UCalgary researcher helps solve secret of strengthening metals

Ahmed Tiamiyu uses laser-based system to explore metal formation at extremely tiny scale
AhmedTiamiyu
Ahmed Tiamiyu is hoping his research will help develop stronger metals. Joe McFarland, Schulich School of Engineering

It’s become one of the great challenges for the construction and transportation industries: how to make stronger metals.

Different processes have been developed and used to refine the process everything from casting and machining to rolling all with the goal of changing the size and shape of the tiny crystalline grains that compose steel, aluminum and other metals.

While metallurgists know the key is to make those grains smaller, it’s not an easy process.

Several researchers, including an assistant professor at the University of Calgary, have been able to study what happens to those grains and, for the first time, have found a mechanism to make it happen.

Dr. Ahmed Tiamiyu, PhD, began the work while he was an MIT postdoc and recently had his findings published in the journal Nature Materials.

Invisible to the naked eye

The most common way of making grains smaller in metals is by deforming and heating them, otherwise known as recrystallization. However, determining how it takes place at faster speeds and on a smaller scale is difficult. Tiamiyu says:

I proposed we investigate the fate of grains by gradually increasing the particle impact speed, which, in turn, results in increased strain, strain rate and temperature of the participating materials. We discovered a rather new mechanism of grain refinement.
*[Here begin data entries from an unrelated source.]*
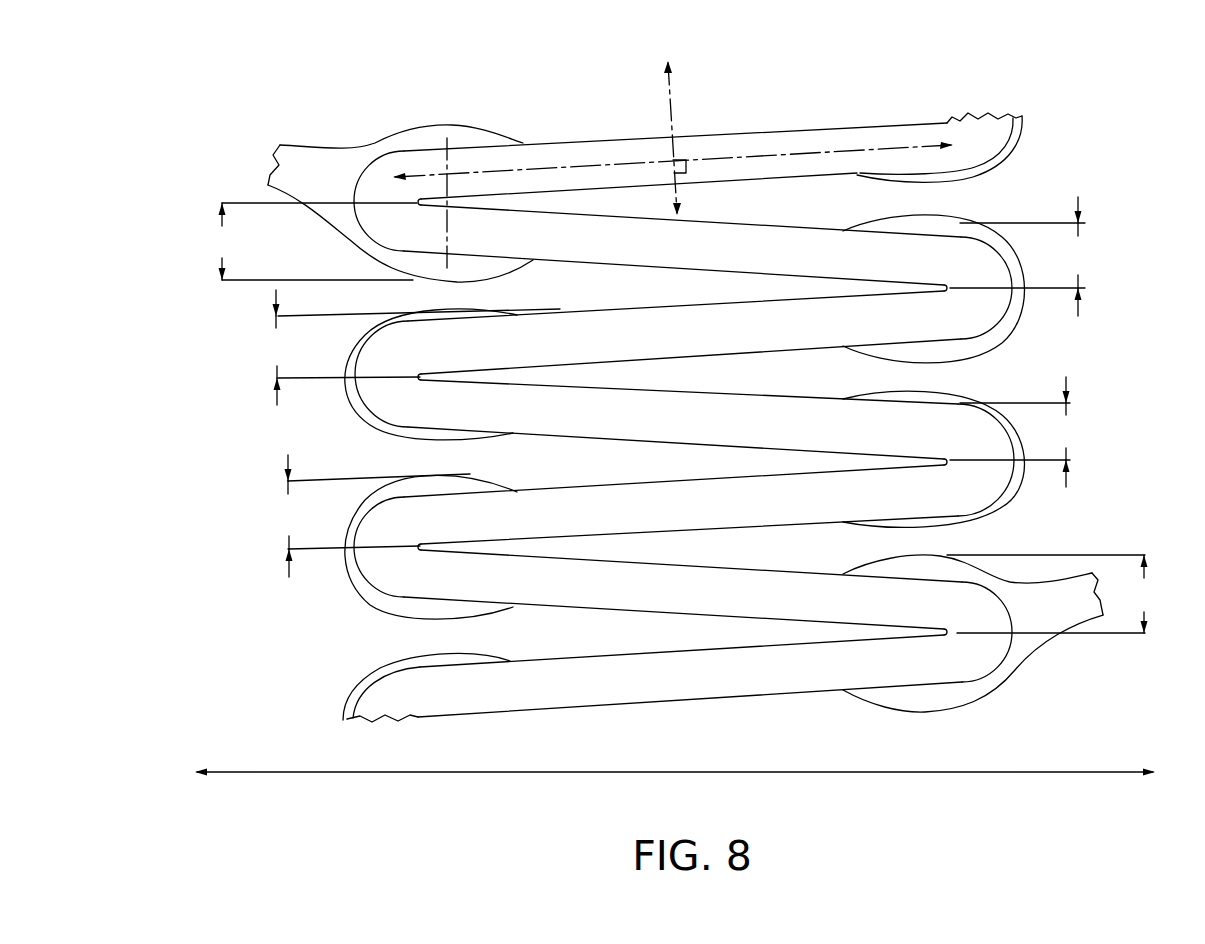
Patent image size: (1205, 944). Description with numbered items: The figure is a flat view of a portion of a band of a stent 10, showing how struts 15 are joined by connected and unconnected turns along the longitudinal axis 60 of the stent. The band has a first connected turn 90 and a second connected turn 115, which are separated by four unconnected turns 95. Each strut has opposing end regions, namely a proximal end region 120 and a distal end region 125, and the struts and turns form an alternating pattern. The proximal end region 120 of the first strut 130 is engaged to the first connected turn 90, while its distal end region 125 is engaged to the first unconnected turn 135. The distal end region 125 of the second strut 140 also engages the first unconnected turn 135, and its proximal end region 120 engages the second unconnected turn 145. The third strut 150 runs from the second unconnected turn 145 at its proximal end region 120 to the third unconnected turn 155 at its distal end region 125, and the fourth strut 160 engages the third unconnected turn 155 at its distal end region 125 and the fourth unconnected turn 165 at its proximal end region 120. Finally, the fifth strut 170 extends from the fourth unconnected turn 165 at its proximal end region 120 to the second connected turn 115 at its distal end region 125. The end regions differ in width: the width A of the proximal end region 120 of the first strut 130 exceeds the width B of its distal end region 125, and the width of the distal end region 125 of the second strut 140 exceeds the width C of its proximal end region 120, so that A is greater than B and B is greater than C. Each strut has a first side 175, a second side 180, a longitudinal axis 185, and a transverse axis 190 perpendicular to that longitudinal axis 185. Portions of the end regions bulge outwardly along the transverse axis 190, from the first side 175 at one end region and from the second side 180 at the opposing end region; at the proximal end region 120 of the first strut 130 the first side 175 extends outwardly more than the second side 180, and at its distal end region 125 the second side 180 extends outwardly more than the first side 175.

The stent 10 is at (168, 138).
The strut 15 is at (553, 160).
The longitudinal axis 60 is at (287, 770).
The first connected turn 90 is at (337, 170).
The unconnected turns 95 is at (993, 312).
The second connected turn 115 is at (985, 653).
The proximal end region 120 is at (448, 249).
The distal end region 125 is at (902, 275).
The first strut 130 is at (690, 260).
The first unconnected turn 135 is at (990, 262).
The second strut 140 is at (664, 343).
The second unconnected turn 145 is at (378, 390).
The third strut 150 is at (668, 427).
The third unconnected turn 155 is at (992, 482).
The fourth strut 160 is at (664, 510).
The fourth unconnected turn 165 is at (385, 567).
The fifth strut 170 is at (664, 598).
The first side 175 is at (548, 261).
The second side 180 is at (812, 224).
The longitudinal axis 185 is at (868, 150).
The transverse axis 190 is at (668, 100).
The resulting process is called “nanotwinning-assisted dynamic recrystallization.” The process occurs in far less than a second when a laser is used to launch particles invisible to the naked eye at very high velocities.

Creating the right environment

Tiamiyu, who is now an assistant professor in the Schulich School of Engineering’s Department of Mechanical and Manufacturing Engineering, was tasked with carrying out the experiments with the laser-based system.

He would shoot very tiny (10-micrometre, or one-millionth of a metre in size) particles at a surface at different speeds, watch the particle-impact moment in real time, and then cut the metals open to see how the grain structure evolved, down to the nanometre scale (that’s one-billionth of a metre).

Not only was Tiamiyu’s team able to unravel the mystery nanograins formation, but a documented set of conditions to repeat the process was also created.

“We developed a user-friendly map in this work that can be used to predict the onset of nanograins for any metal,” says Tiamiyu, whose team included three MIT professors, along with an MIT alumnus and a current student.

Far-reaching implications

Tiamiyu believes the metal-production industry will be able to make use of the findings and graphs right away, as they provide guidance on the degree of deformation needed, how fast that deformation takes place, and the temperatures needed to get the best result for each metal.

“They’re not just hypothetical lines,” he said in an MIT article. “If you’re trying to determine if nanograins will form, if you have the parameters, just slot it into our formulas and the results will show.”

While the research results have an overarching structural application, Tiamiyu says the findings could also be useful at a smaller scale.

“They could be used for lightweight applications that are strategic to minimize energy consumption and greenhouse emissions in the energy and transportation sectors,” he says.

“The smaller the grains, the stronger the metals, the lower the thickness or weight requirement for structural design, and, in turn, the lower the energy consumption and greenhouse gas emissions for combating global climate change.”

The research was supported by the Natural Sciences and Engineering Research Council of Canada (NSERC), the U.S. Department of Energy, and the Office of Naval Research.